Por Sergio Francisco Carrillo Álvarez.
Periodista, Licenciado en Comunicación Social.
Profesor de Lengua Castellana y Comunicación, Licenciado en Educación.

Una escena de aula captada en video, un pupitre levantado en señal de amenaza, gritos cruzados entre un profesor y sus estudiantes, y el peso viral de una grabación que da la vuelta por todo el país. El caso ocurrido en el Centro Educacional liceo de San Ramón ha provocado reacciones inmediatas: suspensión del docente, repudio en redes sociales y una cadena de juicios públicos a partir de un minuto de registro visual.

Pero: ¿y si nos detenemos a observar más allá del escándalo?

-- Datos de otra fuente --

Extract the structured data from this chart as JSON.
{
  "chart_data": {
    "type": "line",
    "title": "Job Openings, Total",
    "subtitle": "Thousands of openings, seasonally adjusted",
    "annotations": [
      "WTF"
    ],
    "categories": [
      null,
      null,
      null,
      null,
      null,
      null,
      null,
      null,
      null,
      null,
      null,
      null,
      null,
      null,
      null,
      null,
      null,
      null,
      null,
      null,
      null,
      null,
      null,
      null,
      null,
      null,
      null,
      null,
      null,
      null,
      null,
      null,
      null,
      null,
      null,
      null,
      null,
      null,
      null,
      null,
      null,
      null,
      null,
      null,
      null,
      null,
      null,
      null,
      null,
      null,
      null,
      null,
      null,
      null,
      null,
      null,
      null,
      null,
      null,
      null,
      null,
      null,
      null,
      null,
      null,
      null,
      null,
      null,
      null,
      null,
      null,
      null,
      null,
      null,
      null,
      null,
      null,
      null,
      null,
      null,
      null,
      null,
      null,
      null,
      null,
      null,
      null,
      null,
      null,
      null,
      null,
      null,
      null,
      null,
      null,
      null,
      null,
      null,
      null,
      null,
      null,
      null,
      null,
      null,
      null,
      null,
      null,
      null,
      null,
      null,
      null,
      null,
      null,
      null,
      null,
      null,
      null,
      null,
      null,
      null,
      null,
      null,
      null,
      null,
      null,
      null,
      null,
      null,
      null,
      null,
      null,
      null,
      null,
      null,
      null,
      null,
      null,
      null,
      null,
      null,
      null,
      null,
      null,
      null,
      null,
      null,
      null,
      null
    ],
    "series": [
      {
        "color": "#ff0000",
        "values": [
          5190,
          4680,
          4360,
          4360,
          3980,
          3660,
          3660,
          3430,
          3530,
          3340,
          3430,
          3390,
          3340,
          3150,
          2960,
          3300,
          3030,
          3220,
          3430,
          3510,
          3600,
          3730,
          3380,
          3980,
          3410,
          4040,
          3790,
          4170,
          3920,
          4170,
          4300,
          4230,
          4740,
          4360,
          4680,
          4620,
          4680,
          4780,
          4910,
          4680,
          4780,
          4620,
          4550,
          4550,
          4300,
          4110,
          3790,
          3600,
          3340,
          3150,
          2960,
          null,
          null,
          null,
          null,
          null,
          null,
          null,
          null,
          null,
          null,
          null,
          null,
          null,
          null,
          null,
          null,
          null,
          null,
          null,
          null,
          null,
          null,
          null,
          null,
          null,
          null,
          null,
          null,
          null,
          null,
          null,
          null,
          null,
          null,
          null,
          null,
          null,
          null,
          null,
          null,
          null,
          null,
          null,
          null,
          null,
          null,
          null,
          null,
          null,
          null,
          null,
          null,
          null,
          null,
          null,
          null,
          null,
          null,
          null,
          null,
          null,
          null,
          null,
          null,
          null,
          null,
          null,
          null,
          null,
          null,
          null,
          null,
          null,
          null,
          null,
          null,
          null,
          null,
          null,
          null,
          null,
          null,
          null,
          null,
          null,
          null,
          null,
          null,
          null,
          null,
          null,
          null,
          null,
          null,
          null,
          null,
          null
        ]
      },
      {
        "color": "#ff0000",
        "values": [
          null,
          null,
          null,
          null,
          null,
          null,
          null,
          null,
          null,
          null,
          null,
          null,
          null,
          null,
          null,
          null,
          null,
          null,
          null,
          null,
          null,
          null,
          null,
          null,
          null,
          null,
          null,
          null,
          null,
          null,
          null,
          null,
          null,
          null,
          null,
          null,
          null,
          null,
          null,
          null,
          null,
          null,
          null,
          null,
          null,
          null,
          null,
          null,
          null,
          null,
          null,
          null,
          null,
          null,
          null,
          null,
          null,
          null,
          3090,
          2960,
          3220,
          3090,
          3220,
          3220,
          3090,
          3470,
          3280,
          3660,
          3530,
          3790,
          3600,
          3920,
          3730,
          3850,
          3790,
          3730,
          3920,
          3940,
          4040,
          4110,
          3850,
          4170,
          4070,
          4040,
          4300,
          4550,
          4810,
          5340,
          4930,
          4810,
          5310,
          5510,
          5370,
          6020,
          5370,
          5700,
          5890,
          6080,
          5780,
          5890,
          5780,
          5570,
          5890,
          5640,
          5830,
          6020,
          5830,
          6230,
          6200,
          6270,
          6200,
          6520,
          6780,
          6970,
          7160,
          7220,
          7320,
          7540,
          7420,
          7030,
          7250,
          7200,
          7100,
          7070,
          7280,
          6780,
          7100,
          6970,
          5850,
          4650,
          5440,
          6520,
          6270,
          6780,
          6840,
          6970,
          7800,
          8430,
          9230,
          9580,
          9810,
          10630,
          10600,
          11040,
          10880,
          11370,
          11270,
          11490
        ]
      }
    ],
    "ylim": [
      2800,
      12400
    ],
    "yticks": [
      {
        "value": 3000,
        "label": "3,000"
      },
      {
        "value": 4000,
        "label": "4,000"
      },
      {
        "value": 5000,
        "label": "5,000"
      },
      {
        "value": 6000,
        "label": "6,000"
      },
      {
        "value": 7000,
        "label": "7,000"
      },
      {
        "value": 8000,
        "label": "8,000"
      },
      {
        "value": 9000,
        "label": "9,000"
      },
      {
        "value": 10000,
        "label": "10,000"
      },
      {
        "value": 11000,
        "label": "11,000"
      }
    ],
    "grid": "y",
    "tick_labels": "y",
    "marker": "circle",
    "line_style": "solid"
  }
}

Lo primero que hay que decir con claridad es que ninguna amenaza o acto de violencia —ni física ni verbal— es aceptable en el contexto escolar, y menos aún por parte de un adulto que representa autoridad. Sin embargo, limitar la comprensión del hecho a ese solo momento es ignorar el verdadero problema: el profundo deterioro que viven nuestras comunidades educativas.

El video comienza con una discusión sobre el uso del celular. El profesor, según los estudiantes, lo utiliza en clase, mientras ellos tienen prohibido hacerlo. Le reclaman con una frase cargada de simbolismo: “tiene que dar el ejemplo”. Esa frase, dicha por un estudiante en medio de una confrontación, nos da una pista poderosa: los roles dentro del aula se están desdibujando.

Como sociedad, hemos depositado en los profesores no solo la enseñanza de contenidos, sino también la tarea de formar, contener, escuchar, mediar y resolver conflictos que muchas veces exceden lo pedagógico. Y lo hacemos sin dotarlos del respaldo suficiente, ni desde lo institucional ni desde lo social.

Por otra parte, la posibilidad de grabar todo en tiempo real ha transformado los espacios escolares en escenarios susceptibles al escrutinio público inmediato, sin contexto, sin matices. Cuando un video se edita o se comparte desde un solo ángulo, lo que se expone ya no es un hecho educativo, sino una representación de alto impacto emocional, lista para ser condenada o burlada en cuestión de segundos.

¿Debemos sancionar al profesor? Si la investigación así lo determina, por supuesto. Pero también debemos preguntarnos qué acompañamiento tuvo antes, qué condiciones enfrenta a diario en su sala de clases, qué protocolos existen para situaciones de conflicto, y por qué llegamos al punto en que levantar un pupitre parece —para ese adulto— una forma de defensa.

Este no es un caso aislado. Es el reflejo de una escuela que ha perdido su centro: donde la autoridad se confunde con autoritarismo, donde los jóvenes reclaman derechos sin aceptar deberes, y donde los adultos, muchas veces agotados y solos, reaccionan desde el límite, no desde la vocación.

Llamado a la acción

Dada, esta situación, es urgente realizar un llamado a las autoridades del Ministerio de Educación, los sostenedores, los gremios docentes, los padres y apoderados, y los propios estudiantes: a que reconstruyamos juntos el respeto en la sala de clases. Que el celular no reemplace la conversación. Que el escándalo no reemplace la reflexión. Y que la educación vuelva a ser un espacio seguro, digno y humano para enseñar y aprender.